It's been a while, (okay, a long while) since I've been to any sort of wild pagan celebration of the May. At my age, any personal fertility is long gone (and not missed), and I have no desire to cavort around midnight bonfires on hilltops in a celebration of the life force. I also think Robert Herrick's advice to the virgins (to make much of time) is pretty funny; he seems not to have realized that there are plenty of diems left to carpe even for us old folks. But this May is pretty spectacular, so after a long, cold, discontented winter, fertility is worth celebrating.
Given that I'm a fan of tall grass (and not a fan of mowing any more than absolutely necessary to keep the weed police off my back), our back yard is a favorite place for birds to seek nesting materials. The grackles are particularly funny as they leap up and down with their preferred pieces of whatever before finally deciding to fly off with their choice. With the amount of birdsong I'm hearing and the amount of birdseed going into the feeders, I suspect there is a fair amount of nest-building going on in our trees. The neighbor has already spotted a wren making use of her hanging birdhouse, so we are likely to have lots of activity on our block.

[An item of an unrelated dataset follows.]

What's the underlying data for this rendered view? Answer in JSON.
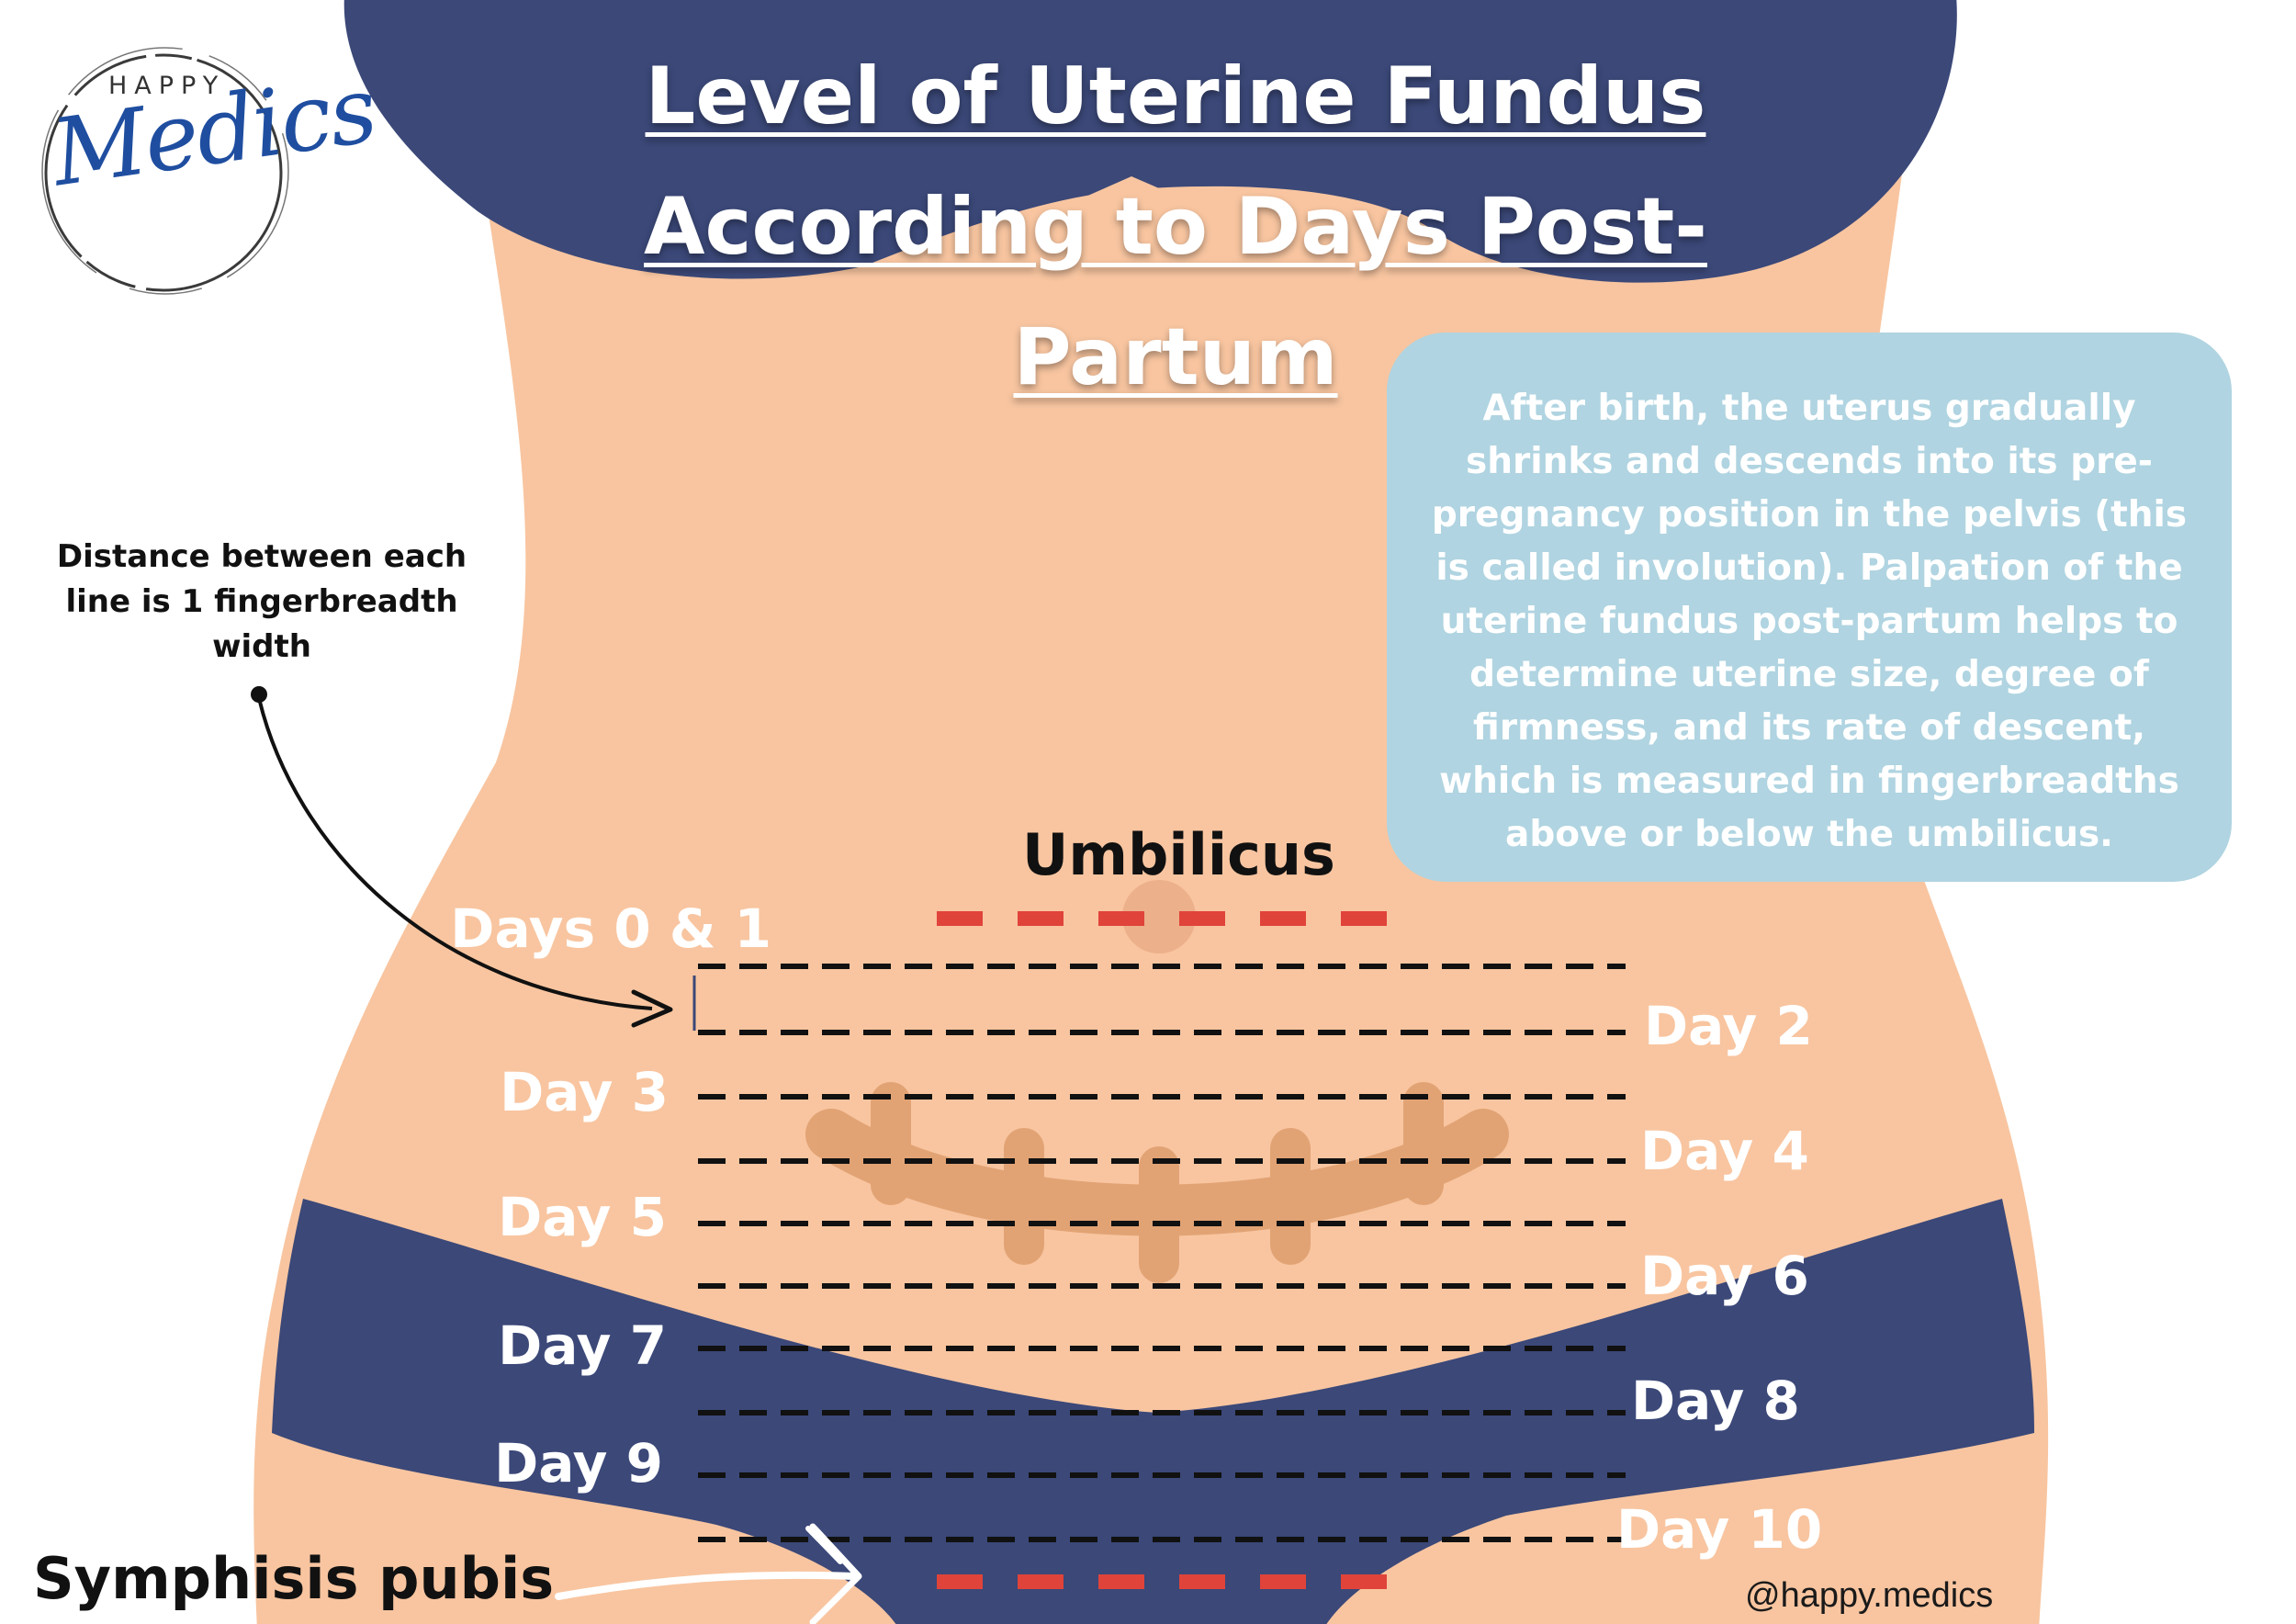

The Oriental poppies are wildly enthusiastic this year. Despite having their original soil covered up when the regrading was done last June, and despite (or perhaps because of?) the digging done for the foundation repair, they are now officially attempting to take over the entire front planting bed. Their outrageous orange blossoms are visible from the end of the street, and they display their fringed sexual parts in a most flagrant way--no subtlety about them, and they're gorgeous!
And the back yard is turning into a tree nursery. I had always read that any unmown field in these parts would attempt to rejoin the Great Eastern Forest, and I believe it. In the old dog run, in the shade garden where there's not enough grass to mow, in the meadow bed, and in the parts of the yard where mowing has not yet happened, we have quite a tree nursery. Of the species I can identify, we have seedlings of white oak, wild cherry, white pine, ash, sugar maple, sweet gum, crabapple, and LOTS of dogwood. What we'll do with them all, I don't know, but Mother Nature has decided to be profligate with the gift of trees this year.
Despite all the bad news about our planet, there's obviously life in the old girl yet.